The chairman of the Armed Services Committee, first elected in 1978, is the longest-serving senator in Michigan history and will turn 80 before Election Day next year.
In a statement, Levin said the decision not to seek another term was “extremely difficult.”
“I love representing the people of Michigan in the U.S. Senate and fighting for the things that I believe are important to them,” he said. “As Barbara and I struggled with the question of whether I should run again, we focused on our belief that our country is at a crossroads that will determine our economic health and security for decades to come.
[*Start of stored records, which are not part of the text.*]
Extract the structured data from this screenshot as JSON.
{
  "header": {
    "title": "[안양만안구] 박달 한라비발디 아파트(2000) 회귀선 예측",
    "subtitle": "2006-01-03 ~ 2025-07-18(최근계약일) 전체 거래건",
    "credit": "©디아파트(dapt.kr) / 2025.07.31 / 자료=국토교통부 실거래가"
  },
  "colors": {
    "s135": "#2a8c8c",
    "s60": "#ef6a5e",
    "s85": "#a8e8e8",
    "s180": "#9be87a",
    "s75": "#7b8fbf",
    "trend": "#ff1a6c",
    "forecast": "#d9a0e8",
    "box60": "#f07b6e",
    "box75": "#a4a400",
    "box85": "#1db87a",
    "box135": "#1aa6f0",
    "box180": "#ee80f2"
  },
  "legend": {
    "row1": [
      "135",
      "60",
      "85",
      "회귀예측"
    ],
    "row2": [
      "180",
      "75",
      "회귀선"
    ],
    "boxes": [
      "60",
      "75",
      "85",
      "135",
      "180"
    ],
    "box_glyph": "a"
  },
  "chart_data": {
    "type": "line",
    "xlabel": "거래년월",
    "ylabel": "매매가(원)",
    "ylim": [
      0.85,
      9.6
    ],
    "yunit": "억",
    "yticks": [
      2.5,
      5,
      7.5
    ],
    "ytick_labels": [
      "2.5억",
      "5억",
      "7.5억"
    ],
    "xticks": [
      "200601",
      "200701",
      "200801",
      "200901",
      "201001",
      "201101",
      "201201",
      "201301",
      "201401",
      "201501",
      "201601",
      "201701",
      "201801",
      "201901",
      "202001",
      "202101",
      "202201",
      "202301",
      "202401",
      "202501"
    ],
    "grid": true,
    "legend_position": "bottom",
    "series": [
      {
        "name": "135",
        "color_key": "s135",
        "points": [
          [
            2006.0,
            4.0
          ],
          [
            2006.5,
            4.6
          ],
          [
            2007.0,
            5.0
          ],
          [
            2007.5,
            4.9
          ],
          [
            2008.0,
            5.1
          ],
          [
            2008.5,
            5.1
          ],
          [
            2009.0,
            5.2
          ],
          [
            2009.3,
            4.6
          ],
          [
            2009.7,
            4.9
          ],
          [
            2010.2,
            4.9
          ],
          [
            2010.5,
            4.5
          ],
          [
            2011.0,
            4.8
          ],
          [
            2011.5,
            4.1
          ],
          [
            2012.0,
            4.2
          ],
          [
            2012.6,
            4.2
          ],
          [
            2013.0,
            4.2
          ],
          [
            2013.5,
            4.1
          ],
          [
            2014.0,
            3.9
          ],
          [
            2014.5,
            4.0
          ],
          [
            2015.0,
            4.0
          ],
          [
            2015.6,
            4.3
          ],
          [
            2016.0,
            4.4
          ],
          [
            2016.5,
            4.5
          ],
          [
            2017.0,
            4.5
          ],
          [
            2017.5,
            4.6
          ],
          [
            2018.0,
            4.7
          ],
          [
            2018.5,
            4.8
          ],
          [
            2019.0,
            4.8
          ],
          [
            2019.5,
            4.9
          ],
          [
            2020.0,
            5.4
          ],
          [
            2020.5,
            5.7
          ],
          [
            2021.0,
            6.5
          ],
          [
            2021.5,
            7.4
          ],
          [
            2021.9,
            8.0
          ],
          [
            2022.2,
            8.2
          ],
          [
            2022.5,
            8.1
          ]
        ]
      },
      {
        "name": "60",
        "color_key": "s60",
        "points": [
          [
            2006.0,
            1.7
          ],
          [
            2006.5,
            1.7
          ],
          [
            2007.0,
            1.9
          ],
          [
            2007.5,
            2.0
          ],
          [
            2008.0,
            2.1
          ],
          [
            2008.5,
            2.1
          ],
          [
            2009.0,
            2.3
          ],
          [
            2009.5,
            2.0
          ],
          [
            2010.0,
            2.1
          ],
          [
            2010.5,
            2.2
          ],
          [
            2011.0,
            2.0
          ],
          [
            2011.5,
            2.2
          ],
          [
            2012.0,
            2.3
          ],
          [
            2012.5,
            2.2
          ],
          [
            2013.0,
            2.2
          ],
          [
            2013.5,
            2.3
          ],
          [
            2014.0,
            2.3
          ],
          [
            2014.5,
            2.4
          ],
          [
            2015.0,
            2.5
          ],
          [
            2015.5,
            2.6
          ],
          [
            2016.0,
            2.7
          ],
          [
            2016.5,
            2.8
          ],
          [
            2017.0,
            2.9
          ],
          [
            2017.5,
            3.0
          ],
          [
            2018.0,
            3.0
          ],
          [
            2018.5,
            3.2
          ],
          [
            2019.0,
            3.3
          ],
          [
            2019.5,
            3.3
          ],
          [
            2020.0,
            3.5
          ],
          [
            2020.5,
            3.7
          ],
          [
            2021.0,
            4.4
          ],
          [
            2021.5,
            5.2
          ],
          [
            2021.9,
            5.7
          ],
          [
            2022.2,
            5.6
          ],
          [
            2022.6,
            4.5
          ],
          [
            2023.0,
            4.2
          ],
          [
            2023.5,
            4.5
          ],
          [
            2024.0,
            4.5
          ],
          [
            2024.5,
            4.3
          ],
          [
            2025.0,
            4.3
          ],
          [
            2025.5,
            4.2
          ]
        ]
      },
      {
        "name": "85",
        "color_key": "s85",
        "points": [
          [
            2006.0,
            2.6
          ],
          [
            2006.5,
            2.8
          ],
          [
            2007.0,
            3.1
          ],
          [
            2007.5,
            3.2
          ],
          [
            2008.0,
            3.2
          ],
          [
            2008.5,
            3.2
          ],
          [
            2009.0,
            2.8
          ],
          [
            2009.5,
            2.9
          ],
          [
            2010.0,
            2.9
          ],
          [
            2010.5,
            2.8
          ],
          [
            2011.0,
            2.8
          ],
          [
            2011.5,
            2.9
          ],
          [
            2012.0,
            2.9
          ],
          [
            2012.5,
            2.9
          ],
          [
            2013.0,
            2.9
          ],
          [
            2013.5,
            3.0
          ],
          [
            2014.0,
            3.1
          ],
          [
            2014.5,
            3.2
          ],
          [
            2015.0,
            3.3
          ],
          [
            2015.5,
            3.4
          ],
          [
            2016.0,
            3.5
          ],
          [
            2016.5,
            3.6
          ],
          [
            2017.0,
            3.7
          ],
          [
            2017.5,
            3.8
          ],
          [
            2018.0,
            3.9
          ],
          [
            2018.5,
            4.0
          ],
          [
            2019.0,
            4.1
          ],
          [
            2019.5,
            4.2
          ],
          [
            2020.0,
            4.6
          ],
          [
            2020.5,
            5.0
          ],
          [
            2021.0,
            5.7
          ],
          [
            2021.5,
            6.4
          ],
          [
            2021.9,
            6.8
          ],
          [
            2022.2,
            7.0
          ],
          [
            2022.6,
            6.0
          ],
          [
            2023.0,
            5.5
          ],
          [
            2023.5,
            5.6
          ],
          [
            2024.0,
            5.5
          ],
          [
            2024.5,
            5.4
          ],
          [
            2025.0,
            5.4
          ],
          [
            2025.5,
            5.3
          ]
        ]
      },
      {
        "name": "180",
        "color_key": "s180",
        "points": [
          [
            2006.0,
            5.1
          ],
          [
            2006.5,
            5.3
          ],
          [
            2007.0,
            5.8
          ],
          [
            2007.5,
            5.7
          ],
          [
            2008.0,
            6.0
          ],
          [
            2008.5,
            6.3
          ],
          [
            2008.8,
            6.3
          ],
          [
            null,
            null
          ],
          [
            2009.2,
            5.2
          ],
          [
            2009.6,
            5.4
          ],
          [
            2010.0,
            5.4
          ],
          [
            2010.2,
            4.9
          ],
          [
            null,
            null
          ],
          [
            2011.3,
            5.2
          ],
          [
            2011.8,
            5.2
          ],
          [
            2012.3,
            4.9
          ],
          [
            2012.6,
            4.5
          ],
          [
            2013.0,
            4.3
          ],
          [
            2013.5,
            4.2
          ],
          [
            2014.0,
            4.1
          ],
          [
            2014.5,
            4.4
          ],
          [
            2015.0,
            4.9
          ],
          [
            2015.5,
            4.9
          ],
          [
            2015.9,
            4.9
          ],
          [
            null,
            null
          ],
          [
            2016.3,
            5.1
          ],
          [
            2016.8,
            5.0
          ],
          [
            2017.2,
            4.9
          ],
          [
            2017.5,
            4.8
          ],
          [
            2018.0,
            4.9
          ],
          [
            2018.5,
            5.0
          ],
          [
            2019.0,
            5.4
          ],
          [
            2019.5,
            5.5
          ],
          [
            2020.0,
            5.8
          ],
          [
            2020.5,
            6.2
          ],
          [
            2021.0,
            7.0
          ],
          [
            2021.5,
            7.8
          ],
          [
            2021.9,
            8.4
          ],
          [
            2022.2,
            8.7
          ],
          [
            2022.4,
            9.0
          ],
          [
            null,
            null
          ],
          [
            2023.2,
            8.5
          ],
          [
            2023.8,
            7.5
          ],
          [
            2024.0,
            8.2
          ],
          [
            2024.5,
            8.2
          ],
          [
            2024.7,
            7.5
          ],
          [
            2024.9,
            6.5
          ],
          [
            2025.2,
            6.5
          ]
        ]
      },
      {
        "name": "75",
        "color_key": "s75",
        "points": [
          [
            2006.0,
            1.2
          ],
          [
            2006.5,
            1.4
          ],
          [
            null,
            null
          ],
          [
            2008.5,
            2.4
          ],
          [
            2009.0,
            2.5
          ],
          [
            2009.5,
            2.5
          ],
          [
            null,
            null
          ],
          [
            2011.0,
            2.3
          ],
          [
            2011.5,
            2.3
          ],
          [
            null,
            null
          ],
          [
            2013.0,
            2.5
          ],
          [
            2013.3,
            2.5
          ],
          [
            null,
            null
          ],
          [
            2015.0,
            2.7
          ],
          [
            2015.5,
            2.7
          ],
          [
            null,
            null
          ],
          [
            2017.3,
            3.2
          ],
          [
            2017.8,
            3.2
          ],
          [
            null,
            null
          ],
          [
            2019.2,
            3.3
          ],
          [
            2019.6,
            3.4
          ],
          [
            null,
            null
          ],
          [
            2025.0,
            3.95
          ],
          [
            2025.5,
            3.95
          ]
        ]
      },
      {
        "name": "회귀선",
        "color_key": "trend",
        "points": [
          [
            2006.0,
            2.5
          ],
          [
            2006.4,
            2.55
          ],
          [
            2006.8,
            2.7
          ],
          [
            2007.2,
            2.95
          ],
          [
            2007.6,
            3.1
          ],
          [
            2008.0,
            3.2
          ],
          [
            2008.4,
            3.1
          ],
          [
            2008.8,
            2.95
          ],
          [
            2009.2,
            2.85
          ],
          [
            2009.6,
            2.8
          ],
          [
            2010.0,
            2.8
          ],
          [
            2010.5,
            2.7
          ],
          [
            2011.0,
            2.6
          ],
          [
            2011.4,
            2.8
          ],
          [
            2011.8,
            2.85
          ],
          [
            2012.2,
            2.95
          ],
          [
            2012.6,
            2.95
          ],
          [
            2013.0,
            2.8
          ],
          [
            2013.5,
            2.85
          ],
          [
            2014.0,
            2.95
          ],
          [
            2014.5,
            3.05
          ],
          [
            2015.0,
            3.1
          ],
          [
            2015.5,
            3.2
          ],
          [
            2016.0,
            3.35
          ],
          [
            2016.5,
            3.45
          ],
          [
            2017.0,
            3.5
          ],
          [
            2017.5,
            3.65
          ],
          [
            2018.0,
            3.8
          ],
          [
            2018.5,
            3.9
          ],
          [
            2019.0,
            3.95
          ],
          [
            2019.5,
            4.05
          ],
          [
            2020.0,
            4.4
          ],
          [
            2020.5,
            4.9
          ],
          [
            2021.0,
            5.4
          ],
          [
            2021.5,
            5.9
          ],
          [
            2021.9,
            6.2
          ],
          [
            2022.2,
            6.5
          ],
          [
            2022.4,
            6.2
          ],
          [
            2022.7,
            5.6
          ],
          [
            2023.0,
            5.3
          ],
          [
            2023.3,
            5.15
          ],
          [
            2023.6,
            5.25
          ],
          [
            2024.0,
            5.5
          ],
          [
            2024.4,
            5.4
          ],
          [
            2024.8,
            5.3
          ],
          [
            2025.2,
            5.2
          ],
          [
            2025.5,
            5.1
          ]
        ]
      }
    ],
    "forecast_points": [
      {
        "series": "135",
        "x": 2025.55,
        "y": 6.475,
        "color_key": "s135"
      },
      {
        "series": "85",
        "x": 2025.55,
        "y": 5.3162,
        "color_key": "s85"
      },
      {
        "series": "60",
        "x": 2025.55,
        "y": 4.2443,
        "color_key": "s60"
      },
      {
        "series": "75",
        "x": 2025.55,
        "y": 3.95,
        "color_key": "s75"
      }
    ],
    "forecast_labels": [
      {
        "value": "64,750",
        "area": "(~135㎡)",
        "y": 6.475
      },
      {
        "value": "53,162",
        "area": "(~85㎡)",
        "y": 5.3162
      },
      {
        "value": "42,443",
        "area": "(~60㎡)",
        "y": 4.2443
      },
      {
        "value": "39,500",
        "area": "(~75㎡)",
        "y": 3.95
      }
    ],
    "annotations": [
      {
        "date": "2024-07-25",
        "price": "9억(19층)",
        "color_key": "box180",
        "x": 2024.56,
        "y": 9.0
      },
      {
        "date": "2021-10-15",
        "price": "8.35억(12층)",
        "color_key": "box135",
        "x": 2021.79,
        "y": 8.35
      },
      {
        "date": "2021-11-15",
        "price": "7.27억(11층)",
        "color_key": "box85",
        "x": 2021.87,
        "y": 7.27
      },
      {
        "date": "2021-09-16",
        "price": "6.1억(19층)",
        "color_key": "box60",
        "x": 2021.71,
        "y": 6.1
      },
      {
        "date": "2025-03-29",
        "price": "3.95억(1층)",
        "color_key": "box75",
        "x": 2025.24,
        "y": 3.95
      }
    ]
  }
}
We decided that I can best serve my state and nation by concentrating in the next two years on the challenging issues before us that I am in a position to help address; in other words, by doing my job without the distraction of campaigning for re-election.”
Levin would have been heavily favored to win another term heading into 2014. The six-term senator has not faced a tough contest in almost three decades: He has won with at least 57 percent of the vote since his first re-election in 1984.
It’s unlikely — but not impossible — that the race for Levin’s successor will be competitive. In 2012, President Barack Obama won the Wolverine State by 9 points. In fact, a GOP presidential nominee has not won Michigan since 1988, and the state has only elected one Republican — former Sen. Spencer Abraham in 1994 — to a single term since 1972.
Contenders from both parties could come from the House: Rep. Gary Peters, a Democrat, has said he’s keeping his options open for 2014, and Michigan Republicans said Rep. Justin Amash is eyeing the seat.
Democrats also named Jocelyn Benson, nominee for secretary of state in 2010, and former Rep. Mark Schauer as potential candidates. State Senate Minority Leader Gretchen Whitmer could also consider a bid, though she announced earlier this year that she would not run for governor because of family considerations.
An attorney by trade, Levin worked for the Michigan Civil Rights Commission in the 1960s. He was elected to the Detroit City Council in 1969, where he served for eight years before running for Senate. In 1978, Levin defeated Republican Sen. Robert Griffin by 4 points.
Update 7:37 p.m.
Republicans on the ground stress that in non-presidential cycles, their candidates do well in statewide campaigns. Democrats admit that the seat is more competitive without Levin, but are bullish — especially if the GOP produces a tea party candidate. “We fully expect to keep Michigan blue in November 2014,” Democratic Senatorial Campaign Committee Chairman Michael Bennet of Colorado said in a statement.
Republicans were already abuzz with prospects as word of Levin’s announcement spread. Reps. Mike Rogers and Candice S. Miller are likely to look at the race. Both have been mentioned before as statewide candidates, and President George W. Bush encouraged Miller to challenge Sen. Debbie Stabenow in 2006.
At least one name from outside the GOP congressional delegation is being floated as well: Lt. Gov. Brian Calley. But one state operative hypothesized that Calley would run for Amash’s House seat if the congressman runs for Senate.
One possible candidate wasted no time in taking his name out of contention. A spokesman for state Attorney General Bill Schuette, a Republican, issued a statement late Thursday saying he wasn’t interested in running.
“Republicans can win in Michigan, as the Governor, Lt. Governor, Secretary of State, and Attorney General have proven,” National Republican Senatorial Committee spokesman Brad Dayspring said in a statement. “That is why we’ve been speaking to local officials and grassroots organizations in preparation for Senator Levin’s potential retirement, and now that groundwork will start to pay off.”